Nancy Graham, CCDC’s former president, resigned in July and now faces criminal charges stemming from her failure to disclose $125,000 in income from developers with business pending downtown. She admitted receiving the money in 2007 while testifying under oath in a Florida court deposition, but didn’t disclose it when filling out her annual conflict-of-interest forms at the city. Those forms are reviewed when they’re turned in to make sure, for example, that they’ve been signed. But they are not audited.
If the board of CCDC, the city’s downtown redevelopment agency, decides to approve the measure when it meets this afternoon, it would be one of the only local governmental bodies in the country to require such scrutiny.
But the scrutiny only applies to one person — whoever is president.

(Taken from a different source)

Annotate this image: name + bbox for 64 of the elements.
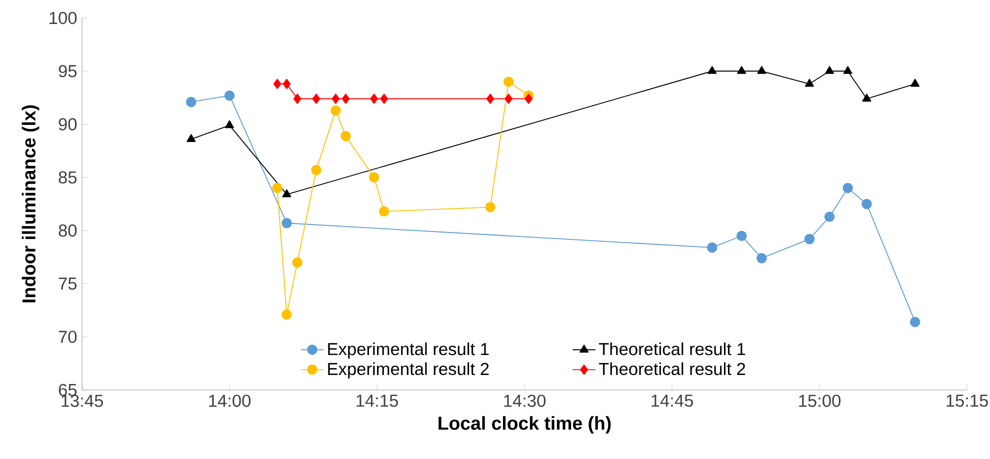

While the new requirement will keep CCDC’s top official from turning in incomplete forms, it won’t stop other employees or board members from doing it.
The recommendation stems from a review of CCDC’s conflict-of-interest and ethics policies launched in the wake of Graham’s problems. It comes from Bob Stern, the president of the nonpartisan, Los Angeles-based Center for Governmental Studies, whom CCDC hired for $50,000 to examine the agency’s internal policies.
While Stern recommended the audit for the agency president, he didn’t recommend it for CCDC’s board members or any other senior staffers. All of them are required to disclose their economic interests on forms that aren’t audited. Stern said he did not recommend auditing board members because it would dissuade people from volunteering for the posts.
The San Diego Ethics Commission has considered whether it should randomly audit disclosures, though it has delayed that discussion until next year.